Great, until the next time we see her and she's in love with a man. Every year the AHS writing gets even more unhinged, so it's no real surprise that they switch plotlines like the actors switch roles, but that kind of disregard to detail is an affront to writers, not to mention a blow to anyone trying to understand what being transgender means. Never fear (literally) because the two go off to brutally murder some residents right after the lecture scene ends. Hotel's script mantra is "When in doubt, kill." (On a side note, Jackson's character starts off as gay, and later, bisexual.)
On paper, the idea of turning the tables on sexy gay women getting murdered makes perfect sense. But Hotel lacks even the basic tenants of suspense: build-up, eerie score, the unseen presence, the lingering camera like a person watching. Instead, Hotel is like someone threw up every horror movie ever made and started filming the mess. In addition to camera angles gone amuck, the series gives us vampires, dead serial killers, living serial killers, ghosts who torture for fun, monster babies, blood-sucking schoolchildren and a setting that mimics The Shining on Ecstasy.
The more gruesome torture scenes, proffered up by Even Peters as the Dead Resident of the Hotel, are practically snuff films, more likely to induce nausea than anything else. It doesn't help that Peters' role this year is an embarrassing take on Orson Welles, or someone from that era, and he's too young and baby-faced to pull it off. Wes Bentley, as the detective, mumbles almost incoherently through most of his violence- and sex-laden scenes, and Chloe Sevigny has such a stupid role as the caring-wife-turned-vampire-Mom that, if you'd never seen her act before, you'd think she was the worst actor alive then dead.
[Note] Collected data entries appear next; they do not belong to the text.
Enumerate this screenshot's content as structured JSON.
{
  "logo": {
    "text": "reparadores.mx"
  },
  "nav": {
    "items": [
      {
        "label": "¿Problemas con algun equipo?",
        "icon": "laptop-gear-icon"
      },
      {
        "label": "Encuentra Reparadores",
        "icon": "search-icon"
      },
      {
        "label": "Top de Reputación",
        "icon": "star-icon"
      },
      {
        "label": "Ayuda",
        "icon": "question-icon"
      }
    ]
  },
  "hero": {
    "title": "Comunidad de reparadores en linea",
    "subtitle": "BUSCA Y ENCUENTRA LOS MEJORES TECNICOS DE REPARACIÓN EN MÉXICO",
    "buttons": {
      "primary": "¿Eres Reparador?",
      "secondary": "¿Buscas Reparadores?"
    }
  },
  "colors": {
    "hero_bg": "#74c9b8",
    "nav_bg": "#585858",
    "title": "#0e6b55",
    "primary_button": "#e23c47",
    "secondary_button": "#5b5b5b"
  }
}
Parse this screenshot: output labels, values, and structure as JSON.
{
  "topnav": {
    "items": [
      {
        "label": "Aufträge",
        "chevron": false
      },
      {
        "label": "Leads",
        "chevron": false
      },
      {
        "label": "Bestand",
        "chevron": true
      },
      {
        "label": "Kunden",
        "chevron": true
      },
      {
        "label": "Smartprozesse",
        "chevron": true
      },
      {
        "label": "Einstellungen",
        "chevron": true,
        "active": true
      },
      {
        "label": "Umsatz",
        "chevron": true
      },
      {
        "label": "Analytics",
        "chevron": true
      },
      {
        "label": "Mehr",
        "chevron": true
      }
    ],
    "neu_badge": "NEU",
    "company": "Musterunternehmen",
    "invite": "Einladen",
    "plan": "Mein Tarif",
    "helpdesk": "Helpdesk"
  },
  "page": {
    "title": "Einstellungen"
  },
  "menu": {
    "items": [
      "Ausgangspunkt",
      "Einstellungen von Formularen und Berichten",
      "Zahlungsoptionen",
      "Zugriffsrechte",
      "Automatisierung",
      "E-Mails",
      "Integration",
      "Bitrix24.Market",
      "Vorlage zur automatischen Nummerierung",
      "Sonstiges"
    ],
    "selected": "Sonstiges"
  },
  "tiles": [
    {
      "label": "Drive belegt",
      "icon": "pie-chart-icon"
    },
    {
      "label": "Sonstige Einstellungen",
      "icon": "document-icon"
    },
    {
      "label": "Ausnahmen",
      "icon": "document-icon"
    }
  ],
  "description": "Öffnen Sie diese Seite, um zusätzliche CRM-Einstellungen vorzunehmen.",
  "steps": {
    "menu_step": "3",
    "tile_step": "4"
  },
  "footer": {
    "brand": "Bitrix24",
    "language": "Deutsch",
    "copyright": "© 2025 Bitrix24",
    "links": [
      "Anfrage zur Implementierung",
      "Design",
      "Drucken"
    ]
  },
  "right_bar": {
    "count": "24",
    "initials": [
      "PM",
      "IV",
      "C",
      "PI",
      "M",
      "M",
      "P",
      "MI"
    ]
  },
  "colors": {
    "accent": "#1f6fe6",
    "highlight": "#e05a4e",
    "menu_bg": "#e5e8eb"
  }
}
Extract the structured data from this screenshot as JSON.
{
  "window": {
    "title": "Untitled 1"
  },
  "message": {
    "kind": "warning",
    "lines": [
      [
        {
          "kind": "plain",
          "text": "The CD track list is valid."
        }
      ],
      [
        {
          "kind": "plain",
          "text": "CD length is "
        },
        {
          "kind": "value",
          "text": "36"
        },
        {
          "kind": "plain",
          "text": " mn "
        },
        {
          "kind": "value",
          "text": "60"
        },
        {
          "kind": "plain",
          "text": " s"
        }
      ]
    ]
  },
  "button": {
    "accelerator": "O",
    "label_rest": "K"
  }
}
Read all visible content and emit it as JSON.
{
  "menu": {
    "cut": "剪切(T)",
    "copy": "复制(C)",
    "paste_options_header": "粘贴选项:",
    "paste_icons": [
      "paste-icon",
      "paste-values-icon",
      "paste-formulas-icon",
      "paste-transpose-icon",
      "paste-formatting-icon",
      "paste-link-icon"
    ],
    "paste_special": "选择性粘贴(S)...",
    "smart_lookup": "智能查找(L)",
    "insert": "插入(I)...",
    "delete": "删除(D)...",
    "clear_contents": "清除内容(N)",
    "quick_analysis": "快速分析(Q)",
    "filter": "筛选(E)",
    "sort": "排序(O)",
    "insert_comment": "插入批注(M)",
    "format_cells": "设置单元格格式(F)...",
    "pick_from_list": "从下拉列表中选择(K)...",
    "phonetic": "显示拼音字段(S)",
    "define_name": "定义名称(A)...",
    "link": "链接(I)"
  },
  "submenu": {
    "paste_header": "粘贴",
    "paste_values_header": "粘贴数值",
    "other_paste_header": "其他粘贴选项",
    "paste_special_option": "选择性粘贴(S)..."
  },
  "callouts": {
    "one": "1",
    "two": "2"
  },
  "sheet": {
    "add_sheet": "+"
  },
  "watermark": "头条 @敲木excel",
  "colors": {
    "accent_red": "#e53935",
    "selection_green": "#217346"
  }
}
Then there's Lady Gaga, who's not a terrible actor, just an uninteresting one. She pretty much has one emotion, fatigued boredom, a fatal mistake because she's the character who pulls everything together. Gaga's Countess is irresistible to virtually every other character on the show, gay, straight, male, female, dead, alive, and it doesn't work. She has neither the acting chops nor the conventional beauty for it to succeed. By the time Angela Bassett shows up as another obsessed, jilted lover, you're rolling your eyes at the absurdity, only stopping long enough to wonder "Why didn't they give her the part?" This would have been the role Jessica Lange knocked out of the park, and she gets the most kudos this year for having the good sense to sit it out.
Murphy and Falchuk forgot something else De Palma, Hitchcock and pretty much every director in between understands: Vulnerable women in jeopardy are far more terrifying to witness than men in the same position. It's a fact of cinematic life. The heels, the legs, the weaker physicality. The opening sequence in Jaws never would have worked so perfectly had the skinny-dipping first victim been the man at that beach barbecue. Watching Hotel, though, you don't get the feeling the creators care about scaring us into oblivion, with men or women. They're too obsessed with getting off on this monster of their own creation.